Aku tersenyum tipis, namun tidak menjawab.

"Cici ingat saat pertama kali Terry ketahuan suka sama kamu. Mungkin kamu nggak ingat, tapi Cici ingat sekali.

Hari itu, seminggu sebelum ulangtahunmu yang ke-sepuluh. Kami dipulangkan lebih cepat karena persiapan ulangan Mid Semester, sementara kamu kalau tidak salah pulang terlambat karena les Inggris.

We're in my room, studying, dan saat kamu pulang, seperti biasa kamu akan masuk dan menyapa kami. Dan hari itu untuk pertama kalinya kami menyadari kalau Terry bersikap aneh denganmu.

Dia melihatmu seakan-akan hanya ada kamu di ruangan saat itu, Li, dan kami semua langsung sadar, sahabat kami itu jatuh cinta sejatuh-jatuhnya sama kamu."

Aku terdiam, terhanyut dalam cerita Ci Flo.

"Saat ulangtahun kamu yang ke-10, aku dan dia membuat taruhan. Kalau dia menang main catur melawan Ronny, Cici akan meng-update foto kamu sampai kamu SMA. Tapi kalau dia kalah, dia harus berusaha berhenti suka sama kamu, karena jujur aja Cici takut. Saat itu kami sudah SMA, sedangkan kamu masih SD. Tapi dia menang, jadi Cici memberinya apa yang dia mau. Fotomu, info tentang kamu, dan yang lainnya. Hanya satu yang cici minta darinya, jangan dekati kamu sampai kamu lulus SMA. Kalau dia masih menyukaimu saat itu, Cici tidak keberatan sama sekali."

"Kenapa-?"

Ci Flo tersenyum.

"Karena walaupun Terry adalah sahabat Cici, tapi kamu adik perempuan Cici satu-satunya. Cici harus mampu menjaga kamu, bahkan dari teman cici sendiri. Saat ini dia sudah berhasil membuktikan cintanya, dan Cici tenang menyerahkan kamu dalam penjagaannya. He really loves you."

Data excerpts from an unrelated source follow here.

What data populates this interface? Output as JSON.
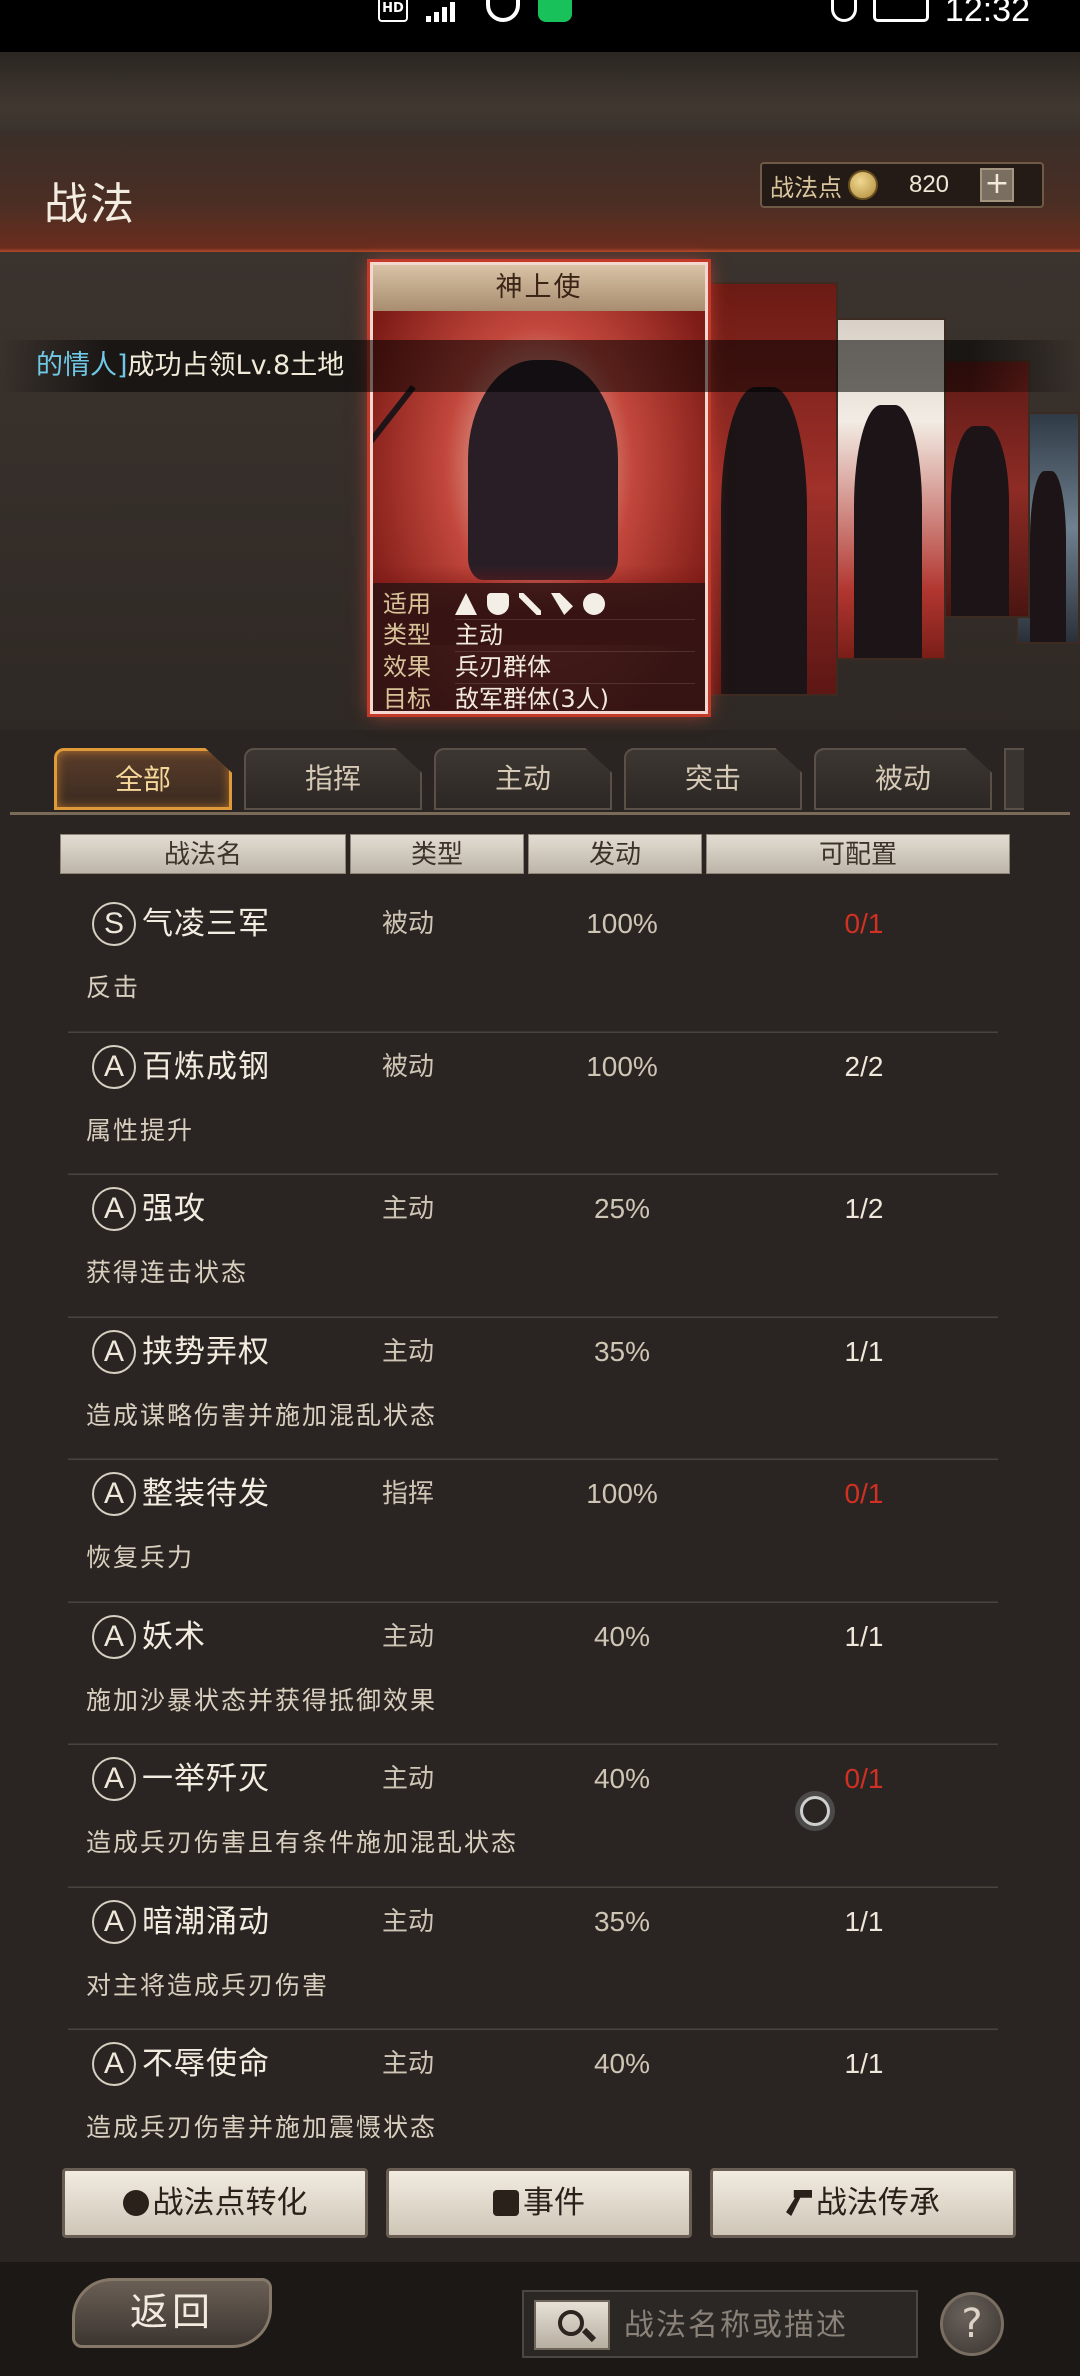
{
  "status_bar": {
    "time": "12:32",
    "hd": "HD"
  },
  "header": {
    "title": "战法",
    "points_label": "战法点",
    "points_value": "820",
    "add_label": "+"
  },
  "notice": {
    "highlight": "的情人]",
    "text": "成功占领Lv.8土地"
  },
  "featured_card": {
    "name": "神上使",
    "rows": [
      {
        "key": "适用",
        "value": ""
      },
      {
        "key": "类型",
        "value": "主动"
      },
      {
        "key": "效果",
        "value": "兵刃群体"
      },
      {
        "key": "目标",
        "value": "敌军群体(3人)"
      }
    ],
    "apply_icons": [
      "cavalry-icon",
      "shield-icon",
      "crossed-swords-icon",
      "archer-icon",
      "wheel-icon"
    ]
  },
  "tabs": [
    {
      "label": "全部",
      "active": true
    },
    {
      "label": "指挥",
      "active": false
    },
    {
      "label": "主动",
      "active": false
    },
    {
      "label": "突击",
      "active": false
    },
    {
      "label": "被动",
      "active": false
    }
  ],
  "table": {
    "headers": [
      "战法名",
      "类型",
      "发动",
      "可配置"
    ],
    "rows": [
      {
        "grade": "S",
        "name": "气凌三军",
        "type": "被动",
        "rate": "100%",
        "config": "0/1",
        "config_red": true,
        "desc": "反击"
      },
      {
        "grade": "A",
        "name": "百炼成钢",
        "type": "被动",
        "rate": "100%",
        "config": "2/2",
        "config_red": false,
        "desc": "属性提升"
      },
      {
        "grade": "A",
        "name": "强攻",
        "type": "主动",
        "rate": "25%",
        "config": "1/2",
        "config_red": false,
        "desc": "获得连击状态"
      },
      {
        "grade": "A",
        "name": "挟势弄权",
        "type": "主动",
        "rate": "35%",
        "config": "1/1",
        "config_red": false,
        "desc": "造成谋略伤害并施加混乱状态"
      },
      {
        "grade": "A",
        "name": "整装待发",
        "type": "指挥",
        "rate": "100%",
        "config": "0/1",
        "config_red": true,
        "desc": "恢复兵力"
      },
      {
        "grade": "A",
        "name": "妖术",
        "type": "主动",
        "rate": "40%",
        "config": "1/1",
        "config_red": false,
        "desc": "施加沙暴状态并获得抵御效果"
      },
      {
        "grade": "A",
        "name": "一举歼灭",
        "type": "主动",
        "rate": "40%",
        "config": "0/1",
        "config_red": true,
        "desc": "造成兵刃伤害且有条件施加混乱状态"
      },
      {
        "grade": "A",
        "name": "暗潮涌动",
        "type": "主动",
        "rate": "35%",
        "config": "1/1",
        "config_red": false,
        "desc": "对主将造成兵刃伤害"
      },
      {
        "grade": "A",
        "name": "不辱使命",
        "type": "主动",
        "rate": "40%",
        "config": "1/1",
        "config_red": false,
        "desc": "造成兵刃伤害并施加震慑状态"
      }
    ]
  },
  "buttons": {
    "convert": "战法点转化",
    "event": "事件",
    "inherit": "战法传承"
  },
  "footer": {
    "back": "返回",
    "search_placeholder": "战法名称或描述",
    "help": "?"
  },
  "colors": {
    "red_config": "#d23022",
    "tab_active_border": "#e09a3a"
  }
}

Aku mengangguk, dan menguntai senyum di wajahku. Hatiku sangat hangat.

Hubunganku dengan Ci Flo nggak bisa dibilang terlalu dekat karena perbedaan usia kami yang jauh, tapi mendengar dan merasakan kasih sayangnya selalu membuatku bahagia.

Aku nggak kebayang kalau saat aku SD, atau SMP, atau SMA, aku tahu Terry menyukaiku. Aku pasti kaget dan menolak mentah-mentah. Tapi saat ini, saat aku sudah cukup dewasa untuk mengetahui dan menerima cintanya, aku siap.

Aku menarik Ci Flo dalam pelukanku.

"Thank you, Ci, karena mempertemukan aku dengan Terry, dan menjagaku selama ini."

"Cici nggak mempertemukan kalian. Kalau memang jodoh, tidak perlu cici yang mempertemukan, kalian akan bertemu."

Aku mengeratkan pelukanku.

***

Ci Flo dan Mami menatapku galak sementara aku mengerucutkan bibirku.

"Aku sehat kok. Aku bisa jalan."

"Tapi nggak pakai heels dua belas senti juga..."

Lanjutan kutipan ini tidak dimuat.